Thurman Robert E, Day Nathan, Noble William S, Stamatoyannopoulos John A
Division of Medical Genetics, University of Washington, Seattle, Washington 98195, USA.
Genome Res. 2007 Jun;17(6):917-27. doi: 10.1101/gr.6081407.
It has long been posited that human and other large genomes are organized into higher-order (i.e., greater than gene-sized) functional domains. We hypothesized that diverse experimental data types generated by The ENCODE Project Consortium could be combined to delineate active and quiescent or repressed functional domains and thereby illuminate the higher-order functional architecture of the genome. To address this, we coupled wavelet analysis with hidden Markov models for unbiased discovery of "domain-level" behavior in high-resolution functional genomic data, including activating and repressive histone modifications, RNA output, and DNA replication timing. We find that higher-order patterns in these data types are largely concordant and may be analyzed collectively in the context of HeLa cells to delineate 53 active and 62 repressed functional domains within the ENCODE regions. Active domains comprise approximately 44% of the ENCODE regions but contain approximately 75%-80% of annotated genes, transcripts, and CpG islands. Repressed domains are enriched in certain classes of repetitive elements and, surprisingly, in evolutionarily conserved nonexonic sequences. The functional domain structure of the ENCODE regions appears to be largely stable across different cell types. Taken together, our results suggest that higher-order functional domains represent a fundamental organizing principle of human genome architecture.

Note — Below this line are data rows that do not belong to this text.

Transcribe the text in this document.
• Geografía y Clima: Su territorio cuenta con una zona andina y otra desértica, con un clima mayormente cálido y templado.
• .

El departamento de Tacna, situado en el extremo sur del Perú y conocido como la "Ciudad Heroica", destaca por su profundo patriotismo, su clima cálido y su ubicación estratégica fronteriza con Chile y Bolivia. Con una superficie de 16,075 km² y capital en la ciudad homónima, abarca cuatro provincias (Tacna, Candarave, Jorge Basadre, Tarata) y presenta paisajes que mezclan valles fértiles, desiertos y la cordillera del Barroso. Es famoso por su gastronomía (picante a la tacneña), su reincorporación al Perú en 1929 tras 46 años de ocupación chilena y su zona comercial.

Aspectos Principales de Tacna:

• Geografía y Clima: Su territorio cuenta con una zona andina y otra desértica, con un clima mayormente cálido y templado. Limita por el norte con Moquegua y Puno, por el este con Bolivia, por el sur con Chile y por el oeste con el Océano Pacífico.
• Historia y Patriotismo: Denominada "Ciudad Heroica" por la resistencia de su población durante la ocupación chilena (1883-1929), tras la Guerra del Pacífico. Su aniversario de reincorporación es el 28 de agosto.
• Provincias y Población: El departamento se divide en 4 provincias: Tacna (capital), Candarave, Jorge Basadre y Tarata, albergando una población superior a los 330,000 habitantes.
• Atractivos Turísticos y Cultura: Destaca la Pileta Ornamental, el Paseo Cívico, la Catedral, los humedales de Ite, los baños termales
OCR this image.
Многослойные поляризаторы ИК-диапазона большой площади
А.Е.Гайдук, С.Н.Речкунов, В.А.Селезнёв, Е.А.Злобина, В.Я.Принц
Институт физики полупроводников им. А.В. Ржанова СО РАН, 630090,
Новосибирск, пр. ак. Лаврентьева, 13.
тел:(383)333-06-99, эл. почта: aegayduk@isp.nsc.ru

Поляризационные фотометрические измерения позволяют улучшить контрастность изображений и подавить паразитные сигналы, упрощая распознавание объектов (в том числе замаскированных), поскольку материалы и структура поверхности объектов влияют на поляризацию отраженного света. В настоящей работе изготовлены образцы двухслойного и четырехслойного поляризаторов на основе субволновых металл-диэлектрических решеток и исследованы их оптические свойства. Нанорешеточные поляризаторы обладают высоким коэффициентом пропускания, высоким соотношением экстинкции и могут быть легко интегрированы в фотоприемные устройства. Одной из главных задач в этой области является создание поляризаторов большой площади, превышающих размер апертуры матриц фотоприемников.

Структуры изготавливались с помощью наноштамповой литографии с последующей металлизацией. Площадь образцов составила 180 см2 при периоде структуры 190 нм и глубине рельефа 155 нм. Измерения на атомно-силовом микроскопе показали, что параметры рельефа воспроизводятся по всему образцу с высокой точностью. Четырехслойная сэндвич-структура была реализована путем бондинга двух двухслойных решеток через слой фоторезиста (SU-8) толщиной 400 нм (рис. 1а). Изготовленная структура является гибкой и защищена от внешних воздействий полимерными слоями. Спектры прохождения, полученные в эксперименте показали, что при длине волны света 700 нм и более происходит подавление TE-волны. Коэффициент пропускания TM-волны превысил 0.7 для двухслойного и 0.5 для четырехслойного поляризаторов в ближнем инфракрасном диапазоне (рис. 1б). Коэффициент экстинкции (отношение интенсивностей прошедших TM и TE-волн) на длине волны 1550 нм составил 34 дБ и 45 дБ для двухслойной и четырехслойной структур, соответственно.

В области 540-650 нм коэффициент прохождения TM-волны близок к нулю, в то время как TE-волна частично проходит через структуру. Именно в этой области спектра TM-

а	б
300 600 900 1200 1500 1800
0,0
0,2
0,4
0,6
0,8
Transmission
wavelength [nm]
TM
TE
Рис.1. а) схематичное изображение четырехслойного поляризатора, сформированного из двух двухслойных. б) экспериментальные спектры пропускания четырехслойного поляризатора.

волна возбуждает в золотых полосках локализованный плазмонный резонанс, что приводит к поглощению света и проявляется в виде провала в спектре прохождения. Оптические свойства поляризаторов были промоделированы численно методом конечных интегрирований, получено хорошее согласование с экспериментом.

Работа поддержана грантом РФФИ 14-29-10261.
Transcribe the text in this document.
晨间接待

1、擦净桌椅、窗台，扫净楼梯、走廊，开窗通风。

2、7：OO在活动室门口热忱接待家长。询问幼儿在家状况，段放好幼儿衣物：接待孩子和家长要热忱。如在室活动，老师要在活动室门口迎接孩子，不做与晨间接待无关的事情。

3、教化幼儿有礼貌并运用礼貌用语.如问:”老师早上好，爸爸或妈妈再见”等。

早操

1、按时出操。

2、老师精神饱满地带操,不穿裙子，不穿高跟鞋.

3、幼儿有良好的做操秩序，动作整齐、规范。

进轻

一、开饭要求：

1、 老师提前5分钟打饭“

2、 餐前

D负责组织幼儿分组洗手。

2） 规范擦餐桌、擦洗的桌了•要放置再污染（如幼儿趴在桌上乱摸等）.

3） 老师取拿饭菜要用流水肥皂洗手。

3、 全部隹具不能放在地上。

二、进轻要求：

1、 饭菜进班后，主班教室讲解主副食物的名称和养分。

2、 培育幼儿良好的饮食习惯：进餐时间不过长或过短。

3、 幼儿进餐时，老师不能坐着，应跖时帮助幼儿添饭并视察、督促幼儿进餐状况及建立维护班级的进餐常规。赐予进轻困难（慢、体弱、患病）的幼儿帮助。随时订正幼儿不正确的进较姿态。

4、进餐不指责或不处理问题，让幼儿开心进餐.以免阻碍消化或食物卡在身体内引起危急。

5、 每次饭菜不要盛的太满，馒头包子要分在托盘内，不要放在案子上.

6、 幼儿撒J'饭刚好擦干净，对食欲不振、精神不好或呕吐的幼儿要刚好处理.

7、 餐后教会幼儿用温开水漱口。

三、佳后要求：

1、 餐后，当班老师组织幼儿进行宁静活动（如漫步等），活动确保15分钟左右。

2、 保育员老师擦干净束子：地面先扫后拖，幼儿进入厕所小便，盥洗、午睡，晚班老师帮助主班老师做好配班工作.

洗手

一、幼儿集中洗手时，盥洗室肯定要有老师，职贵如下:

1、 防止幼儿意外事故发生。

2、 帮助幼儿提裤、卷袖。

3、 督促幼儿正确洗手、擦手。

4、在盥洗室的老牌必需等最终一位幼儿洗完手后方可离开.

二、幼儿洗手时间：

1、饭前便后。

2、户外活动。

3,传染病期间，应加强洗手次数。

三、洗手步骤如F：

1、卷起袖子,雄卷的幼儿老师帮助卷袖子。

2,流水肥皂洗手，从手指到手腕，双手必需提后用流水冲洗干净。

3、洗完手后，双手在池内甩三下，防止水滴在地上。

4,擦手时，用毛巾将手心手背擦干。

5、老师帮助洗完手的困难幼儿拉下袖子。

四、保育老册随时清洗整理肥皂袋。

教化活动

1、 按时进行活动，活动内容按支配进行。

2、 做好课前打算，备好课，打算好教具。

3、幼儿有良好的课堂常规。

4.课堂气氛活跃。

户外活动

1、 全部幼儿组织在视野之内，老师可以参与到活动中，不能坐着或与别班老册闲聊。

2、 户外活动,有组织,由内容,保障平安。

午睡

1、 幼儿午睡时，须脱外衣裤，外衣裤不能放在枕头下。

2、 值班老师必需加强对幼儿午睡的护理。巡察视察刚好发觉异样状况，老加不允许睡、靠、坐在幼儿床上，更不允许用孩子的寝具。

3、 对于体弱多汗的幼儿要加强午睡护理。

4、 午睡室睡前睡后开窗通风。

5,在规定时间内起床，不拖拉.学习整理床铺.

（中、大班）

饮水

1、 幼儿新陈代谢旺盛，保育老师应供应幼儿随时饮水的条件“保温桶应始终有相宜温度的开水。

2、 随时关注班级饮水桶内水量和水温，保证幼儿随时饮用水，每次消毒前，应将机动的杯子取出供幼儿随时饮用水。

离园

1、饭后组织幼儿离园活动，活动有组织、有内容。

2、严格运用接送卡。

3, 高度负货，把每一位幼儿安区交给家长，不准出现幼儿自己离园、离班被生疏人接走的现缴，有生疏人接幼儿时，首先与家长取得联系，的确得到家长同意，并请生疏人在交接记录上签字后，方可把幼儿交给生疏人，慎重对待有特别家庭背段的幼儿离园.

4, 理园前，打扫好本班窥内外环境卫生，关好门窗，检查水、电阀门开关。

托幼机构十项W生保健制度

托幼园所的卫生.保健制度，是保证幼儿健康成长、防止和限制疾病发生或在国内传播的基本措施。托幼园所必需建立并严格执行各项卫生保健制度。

长期以来,人们一直假定人类和其他大型基因组被组织成更高阶(即大于基因大小)的功能域。我们假设,由ENCODE计划联盟产生的各种实验数据类型可以结合起来,以描绘活跃和静止或受抑制的功能域,从而阐明基因组的高阶功能结构。为了解决这个问题,我们将小波分析与隐马尔可夫模型相结合,以便在高分辨率功能基因组数据中无偏地发现“域级”行为,包括激活和抑制性组蛋白修饰、RNA输出和DNA复制时间。我们发现,这些数据类型中的高阶模式在很大程度上是一致的,并且可以在HeLa细胞的背景下进行综合分析,以描绘ENCODE区域内的53个活跃和62个受抑制的功能域。活跃域约占ENCODE区域的44%,但包含约75%-80%的注释基因、转录本和CpG岛。受抑制域在某些重复元件类别中富集,令人惊讶的是,在进化上保守的非外显子序列中也有富集。ENCODE区域的功能域结构在不同细胞类型中似乎基本稳定。综上所述,我们的结果表明,高阶功能域代表了人类基因组结构的一个基本组织原则。